A detailed comparative analysis is also drawn of our proposed model with existing methods and techniques for segmentation of lungs nodules which is shown in Table 2. In previous years, it is evident from the literature and observed that our proposed achieved the highest dice score value. Shen et al. [55] achieved a dice score of 78.55% in their experiments. In their work, they first extracted nodule patches and given them as an input to the multi-crop convolutional neural network (MC-CNN) in which a multi-crop pooling strategy was used. This dice score value is further improved in the work of Huang et al. [56] in which they proposed 3D convolutional neural networks whose input is nodule candidates generated by the local geometric model filter. Similarly, Wang, S. et al [41] proposed a central focused convolutional neural network (CF-CNN) which is based on a data-driven model and achieved a dice score of 77.67%. Later, the proposed study of Wu et al. [57] produces results that were not encouraging enough. In their work, multi-task CNN based on joint learning technique was proposed. In the same way, Jiang et al. [45] have also proposed another technique that did not perform well with a DSC value of 68%. They proposed multiple resolutions and residual connection-based networks and trained their network on 160*160 patches of nodules. If the Jaccard score is compared, Hancock et al. [58] and Huang et al. [42] achieved 71.85% and 70.24%, respectively. Hancock et al. [58] used the concept of a level set machine learning, while Huang et al. [42] proposed faster-regional CNN (RCNN) for candidate detection of nodules followed by false-positive reduction stage and nodule segmentation. Similarly, Qian et al. [59] proposed pyramid convolutional neural networks and achieved a Jaccard score of 71.93% (Table 2).

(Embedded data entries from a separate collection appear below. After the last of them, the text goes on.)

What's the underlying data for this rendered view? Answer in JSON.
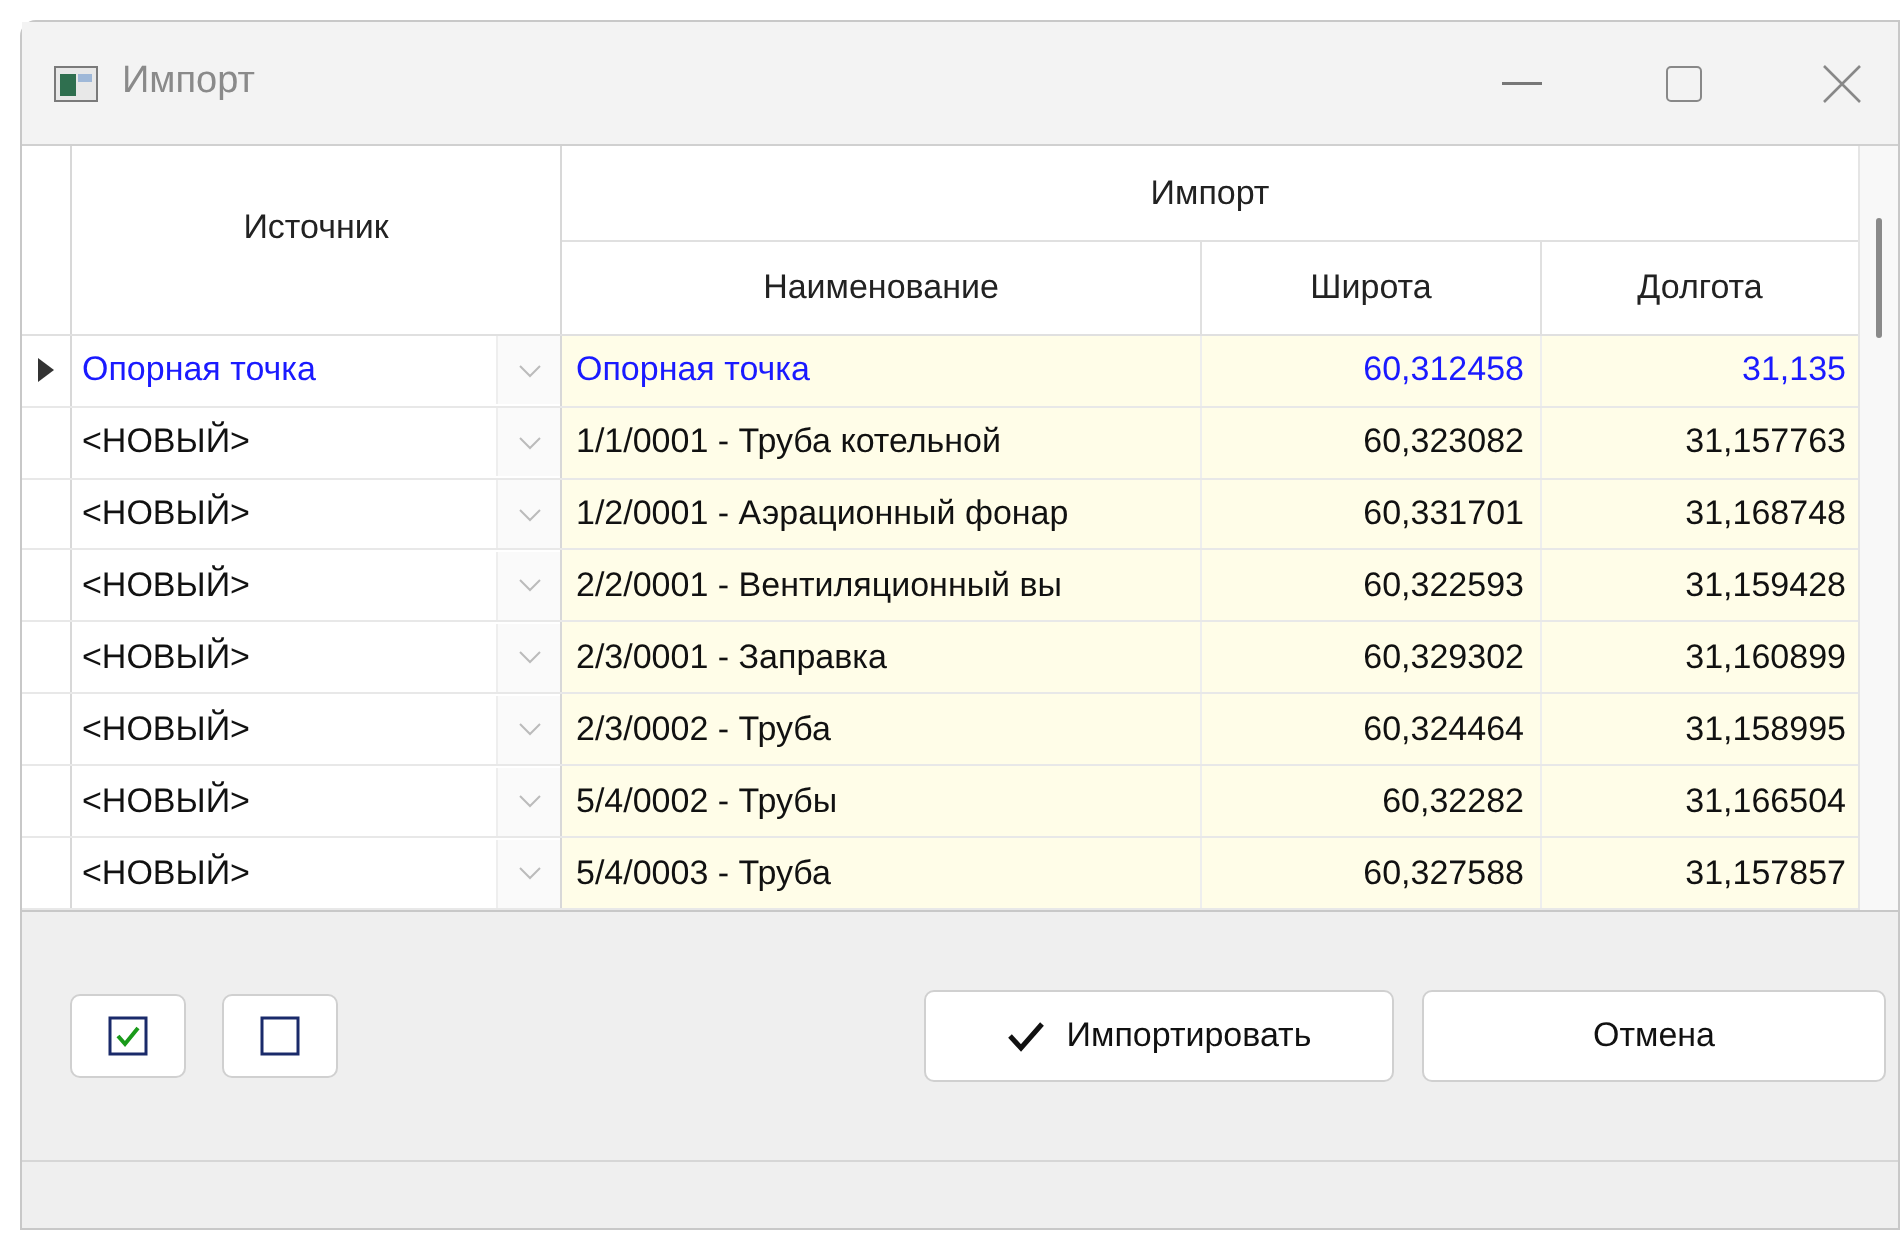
{
  "window": {
    "title": "Импорт"
  },
  "table": {
    "group_header": "Импорт",
    "columns": [
      "Источник",
      "Наименование",
      "Широта",
      "Долгота"
    ],
    "rows": [
      {
        "source": "Опорная точка",
        "name": "Опорная точка",
        "lat": "60,312458",
        "lon": "31,135",
        "selected": true
      },
      {
        "source": "<НОВЫЙ>",
        "name": "1/1/0001 - Труба котельной",
        "lat": "60,323082",
        "lon": "31,157763",
        "selected": false
      },
      {
        "source": "<НОВЫЙ>",
        "name": "1/2/0001 - Аэрационный фонар",
        "lat": "60,331701",
        "lon": "31,168748",
        "selected": false
      },
      {
        "source": "<НОВЫЙ>",
        "name": "2/2/0001 - Вентиляционный вы",
        "lat": "60,322593",
        "lon": "31,159428",
        "selected": false
      },
      {
        "source": "<НОВЫЙ>",
        "name": "2/3/0001 - Заправка",
        "lat": "60,329302",
        "lon": "31,160899",
        "selected": false
      },
      {
        "source": "<НОВЫЙ>",
        "name": "2/3/0002 - Труба",
        "lat": "60,324464",
        "lon": "31,158995",
        "selected": false
      },
      {
        "source": "<НОВЫЙ>",
        "name": "5/4/0002 - Трубы",
        "lat": "60,32282",
        "lon": "31,166504",
        "selected": false
      },
      {
        "source": "<НОВЫЙ>",
        "name": "5/4/0003 - Труба",
        "lat": "60,327588",
        "lon": "31,157857",
        "selected": false
      }
    ]
  },
  "buttons": {
    "import": "Импортировать",
    "cancel": "Отмена"
  }
}
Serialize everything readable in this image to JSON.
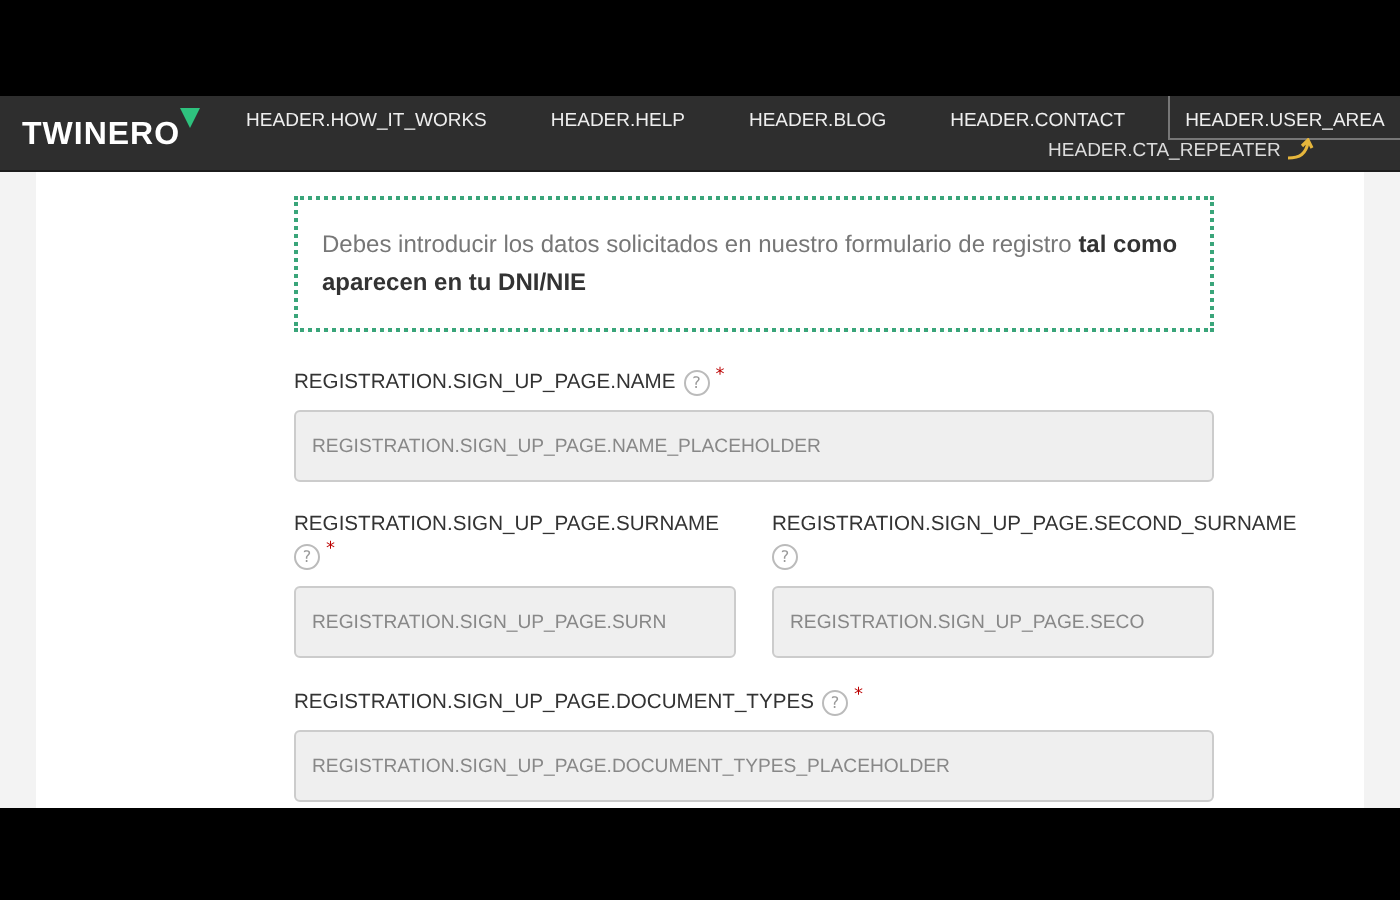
{
  "header": {
    "logo": "TWINERO",
    "nav": [
      {
        "label": "HEADER.HOW_IT_WORKS",
        "kind": "link"
      },
      {
        "label": "HEADER.HELP",
        "kind": "link"
      },
      {
        "label": "HEADER.BLOG",
        "kind": "link"
      },
      {
        "label": "HEADER.CONTACT",
        "kind": "link"
      },
      {
        "label": "HEADER.USER_AREA",
        "kind": "outlined"
      }
    ],
    "cta_hint": "HEADER.CTA_REPEATER"
  },
  "notice": {
    "text": "Debes introducir los datos solicitados en nuestro formulario de registro **tal como aparecen en tu DNI/NIE**"
  },
  "rows": [
    {
      "fields": [
        {
          "label": "REGISTRATION.SIGN_UP_PAGE.NAME",
          "help": "?",
          "required_mark": "*",
          "placeholder": "REGISTRATION.SIGN_UP_PAGE.NAME_PLACEHOLDER"
        }
      ]
    },
    {
      "fields": [
        {
          "label": "REGISTRATION.SIGN_UP_PAGE.SURNAME",
          "help": "?",
          "required_mark": "*",
          "placeholder": "REGISTRATION.SIGN_UP_PAGE.SURN"
        },
        {
          "label": "REGISTRATION.SIGN_UP_PAGE.SECOND_SURNAME",
          "help": "?",
          "placeholder": "REGISTRATION.SIGN_UP_PAGE.SECO"
        }
      ]
    },
    {
      "fields": [
        {
          "label": "REGISTRATION.SIGN_UP_PAGE.DOCUMENT_TYPES",
          "help": "?",
          "required_mark": "*",
          "placeholder": "REGISTRATION.SIGN_UP_PAGE.DOCUMENT_TYPES_PLACEHOLDER"
        }
      ]
    }
  ]
}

Table 2 Comparative analysis with the existing methods

It is clear from Table 2 and above discussion that our proposed approach is better than the existing and standard U-Net. The reason behind this improvement over U-Net is the improved feature learning. We extract dense multi-dilated features for nodules segmentation. Our model follows dense connections between dilated convolutions of different dilated filters. The dense connections concatenate the feature maps extracted by the current layer to every next layer. Moreover, the multi-dilated filters extract wider information about context at different rates. The features are propagated more efficiently in dense structures, and it also overcomes the problem of vanishing gradients. Another big advantage of dense connections is feature reusability which reduces the calculation of different number parameters. Furthermore, the other factor of improved results is the reduced search space of the model. In most of the previous approaches, the algorithm is trained on full CT scan images. Most of the researchers extract patches from CT scans and perform training on those patches. The patch-based techniques usually required some time to first extract a lot of patches and usually face a class imbalance problem. In comparison, our approach followed an end-to-end mechanism to segment nodules.

5 Conclusion

Lung cancer remains one of the critical and common types of cancer, and its early diagnosis is required to improve its treatment. In this work, we propose an efficient algorithm to segment lung nodules. The proposed architecture extracts an improved set of features with the help of densely connected dilated convolution blocks. Moreover, to increase the performance, the CT scan image is passed through some basic preprocessing steps to lungs ROI which is further used to train the network. Comparative analysis shows that our proposed method outperformed existing approaches and standard U-Net and achieved a dice score of 81.1% and 72.5% Jaccard score on the LIDC-IRDI. Proposed work significantly addressed and segment different types of nodules present, e.g, juxta-vascular, solid, partially solid, and irregular shape nodules. In the future, we will design a more effective feature learning process combined with attention gates that is able to segment tiny nodules. Moreover, we will also embed another module in the algorithm which sends feedback about diagnosis results in real-time and based on that feedback we optimize our algorithm to improve its performance in segmenting lung nodules.